Agency Portfolio Feels the Pressure
The firm’s agency mortgage portfolio posted net losses as agency RMBS underperformed amid spread widening, which also compressed net interest margins. With swap carry moderating during the quarter, the agency segment became a drag on overall results, reinforcing the importance of diversification across strategies for Ellington.
Isolated Credit and REO Losses Remain a Watch Point
Despite broadly strong credit performance, Ellington recorded losses in certain other credit strategies and on residential real estate owned positions. Management indicated these are contained but emphasized they will continue to monitor these pockets closely, given the potential for idiosyncratic losses to reappear in a choppy macro environment.
Non-QM Prepayment Spike Creates a Temporary Headwind
A brief drop in mortgage rates below 6% during the quarter triggered a short-lived spike in prepayments on non-QM loans, pressuring returns on those assets. The company stressed that its structures are designed to mitigate prepayment risk, but the episode highlighted how sudden rate moves can still impact near-term earnings and cash flows.
Leverage and Funding Structure Still Key Risks
Ellington’s total debt-to-equity ratio remains elevated at 9.0 times, with recourse leverage at 1.9 times, leaving the firm exposed to shifts in funding markets. The presence of mark-to-market repurchase agreements, with an average remaining term around nine months, means that changes in spreads and haircuts could influence liquidity and leverage dynamics despite progress on longer-term unsecured funding.

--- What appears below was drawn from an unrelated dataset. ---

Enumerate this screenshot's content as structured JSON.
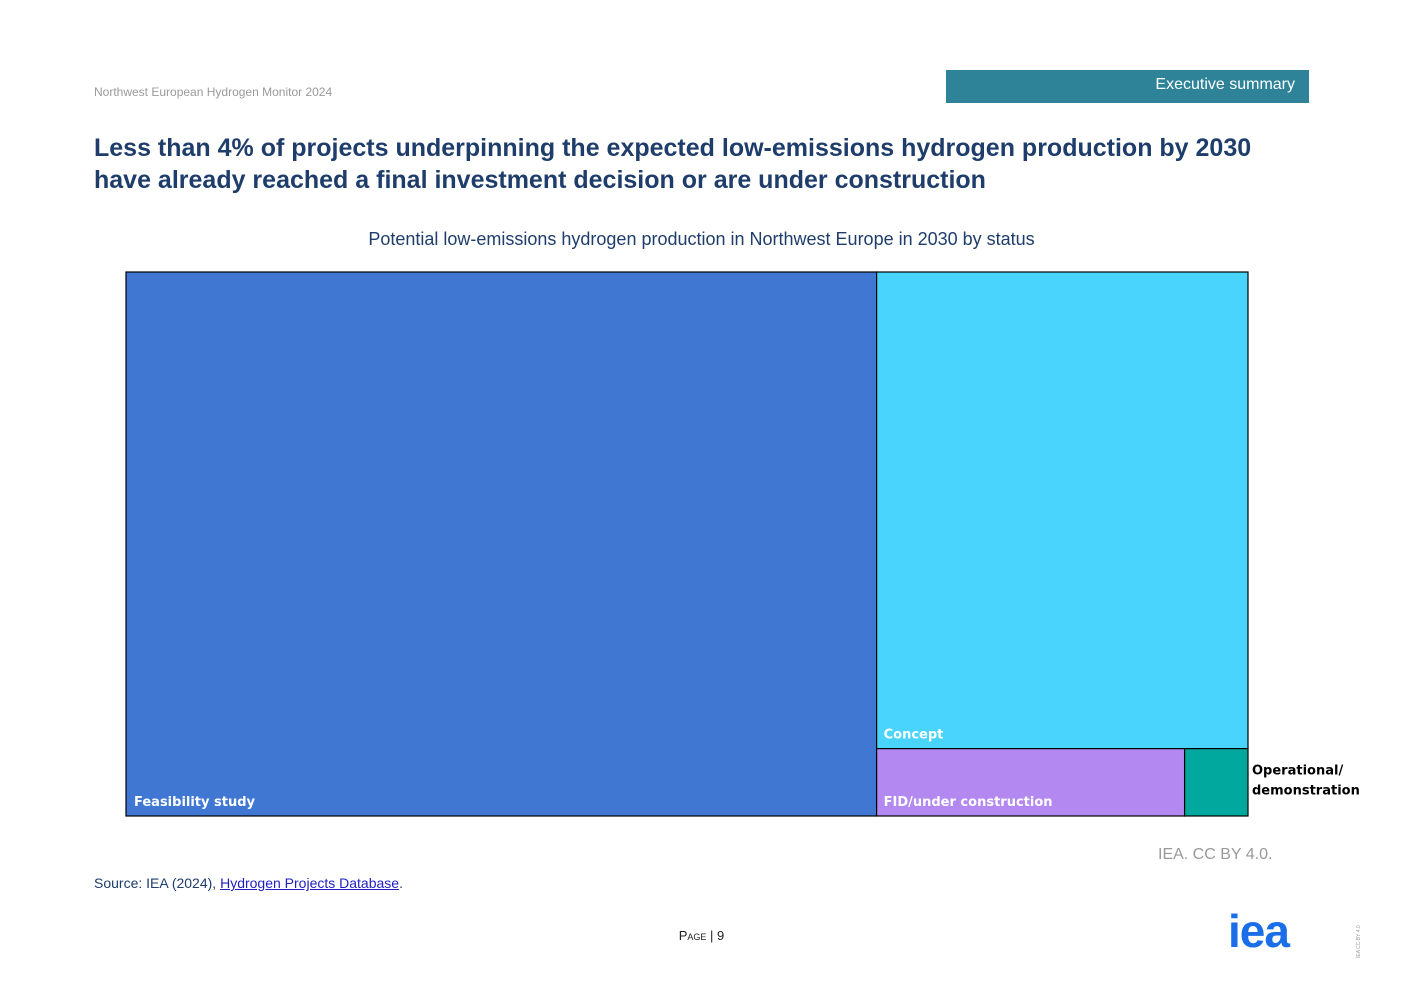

Macro Uncertainty and Slower Home Price Growth
Management flagged broader macro risks, including geopolitical tensions and the potential for higher energy prices, as factors that could strain consumer finances. A weak year for home price appreciation could further pressure affordability, particularly for lower-income renters and vulnerable borrowers, which in turn may weigh on credit performance in certain parts of Ellington’s portfolio.
Guidance Signals Confidence in Sustained Earnings
Looking ahead, Ellington raised its quarterly ADE guidance to around $0.45 per share, still comfortably above the current $0.39 dividend, reflecting confidence in recurring earnings power. The outlook rests on ongoing portfolio growth, robust securitization activity, expanding Longbridge originations, lower funding costs, and a stronger capital base, even as management acknowledges that an estimated April liability mark could offset some near-term portfolio gains.
Ellington’s latest earnings call painted a picture of a company leveraging scale, securitization expertise, and a surging reverse mortgage platform to drive returns, while carefully navigating leverage and market risk. Investors are likely to take comfort in the improved earnings coverage of the dividend and rising book value, but should remain mindful of funding sensitivity, agency volatility, and macro headwinds that could test the durability of this strong start to 2026.